Originally Posted by
17types
A year on and our once strong friendship no longer exists. It makes me ponder and look at those relationships that go through the honeymoon phase and don’t survive it. It’s lovely, then not so lovely, then ugly and now feels like a friendship (or relationship) never existed.
Whats your story? Have i got benefit relations all wrong???
I think this happens in many relationships. At least that has been my experience of it. At the beginning there are positive expectations, the newness and the common goals, the future looks bright, you feel uplifted and inspired, but then there comes some critical point, some downturn or difficult times or some unpleasant situation, and if you can't get past that things end, or at least there is estrangement for some time. I'd say the some ITRs like "benefit" are more susceptible to these check points. Also "supervision" and "mirage" ime. Honeymoon period ends in any case, even for duals. Then you might see something that you don't really like from each other. This is like an assessment point - both of you need to feel like everything else was worth it to continue. Some "benefit" pairs survive this, and you could still mend things with your ESI friend, if you feel like it's worth it. Gulenko ranks "benefit" as either #4 or #5 in his list of intertypes due to how common this 'connection' is between friends and in couples. It is definitely a relation of pronounced ups-and-downs.

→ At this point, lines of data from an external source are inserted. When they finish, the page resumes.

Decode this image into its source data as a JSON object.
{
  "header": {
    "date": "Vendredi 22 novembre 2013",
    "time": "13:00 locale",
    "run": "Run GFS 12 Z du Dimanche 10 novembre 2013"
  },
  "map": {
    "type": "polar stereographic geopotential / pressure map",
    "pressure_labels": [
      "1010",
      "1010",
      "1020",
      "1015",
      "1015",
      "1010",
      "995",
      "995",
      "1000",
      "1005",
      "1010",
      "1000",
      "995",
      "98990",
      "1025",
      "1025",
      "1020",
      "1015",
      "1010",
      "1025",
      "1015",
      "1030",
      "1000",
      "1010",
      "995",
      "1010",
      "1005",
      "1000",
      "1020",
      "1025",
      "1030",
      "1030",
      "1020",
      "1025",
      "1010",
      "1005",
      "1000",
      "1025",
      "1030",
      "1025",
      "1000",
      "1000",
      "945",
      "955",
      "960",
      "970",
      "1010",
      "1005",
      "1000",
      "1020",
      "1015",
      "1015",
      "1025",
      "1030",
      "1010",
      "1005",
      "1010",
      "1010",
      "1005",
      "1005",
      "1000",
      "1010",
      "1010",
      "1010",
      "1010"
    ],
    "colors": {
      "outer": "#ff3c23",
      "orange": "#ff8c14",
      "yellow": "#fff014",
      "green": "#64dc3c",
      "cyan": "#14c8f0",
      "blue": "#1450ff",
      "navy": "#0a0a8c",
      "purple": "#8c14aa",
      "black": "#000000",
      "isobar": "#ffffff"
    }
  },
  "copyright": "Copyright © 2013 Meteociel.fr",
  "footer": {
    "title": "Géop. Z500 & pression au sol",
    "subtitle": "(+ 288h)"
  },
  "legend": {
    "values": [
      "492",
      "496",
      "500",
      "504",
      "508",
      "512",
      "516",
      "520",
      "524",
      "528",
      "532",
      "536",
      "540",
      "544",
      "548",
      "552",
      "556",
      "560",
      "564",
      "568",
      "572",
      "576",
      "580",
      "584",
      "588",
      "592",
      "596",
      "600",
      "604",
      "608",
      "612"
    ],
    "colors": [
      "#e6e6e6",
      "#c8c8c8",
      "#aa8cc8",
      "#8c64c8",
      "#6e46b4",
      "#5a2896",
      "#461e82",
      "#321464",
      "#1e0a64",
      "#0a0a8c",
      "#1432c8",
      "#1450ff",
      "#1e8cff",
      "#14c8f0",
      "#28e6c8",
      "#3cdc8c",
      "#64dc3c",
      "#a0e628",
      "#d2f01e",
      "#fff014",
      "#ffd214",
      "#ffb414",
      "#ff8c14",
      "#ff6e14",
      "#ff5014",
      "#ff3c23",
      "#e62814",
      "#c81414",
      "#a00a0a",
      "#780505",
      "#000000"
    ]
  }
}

What happens in benefit relations is an asymmetric trade of energy and information. The "benefactor" is the one who inspires the beneficiary towards some actions or some projects, but that creative impulse isn't reciprocated due to the asymmetry. So the "benefactor" sends out this energy impulse, but it is is never replenished. Then the benefactor ends up feeling like he's giving and giving, though usually not in a material sense, and the beneficiary isn't really up to par. In casual "benefit" friendships this breaking point is sometimes felt like simple boredom - the benefactor feels bored and underwhelmed with their beneficiary, stops giving them attention, and they drift apart. In a relationship, this creates a precedent for an a argument and a parting.
I think every benefit ring has a certain different flavor to it as to what happens between the benefit pairs. Strati has recently come alive and published a series of articles on superego and benefit relations. She started with the involutionary introverted ring, which is SLI-ESI-IEI-LII. So here's a couple paragraphs of interest:
Like all involutors, the "asking" introverts consider critical opinions to be the most worthwhile (although they don't exclude criticism from jealousy or meanness), while they refer with disbelief to reviews of praise and commendation (which doesn't prevent them from referring to these for prestige). Themselves feel awkward even when they praise someone sincerely - in these instances they seem unconvincing to themselves and to others.
The combination of these three features - involution, introversion, "asking" trait - and the commonality of characteristics that are manifested in all representatives of these TIMs, that are united by a common introvert-involutionary ("Questim") ring of social progress, imposes a certain imprint on their relations in dyads, making them especially painful because of the endless squabbles arising from stinging, petty, cruel and sharp mutual criticism of the actions of both partners, and their condemnation of each other's actions as being illogical, untimely, unethical and unaesthetic during the crisis periods of their relations, which precedes the rejection of the "beneficiary" and his subsequent exit from the influence of the "benefactor" (from the social order).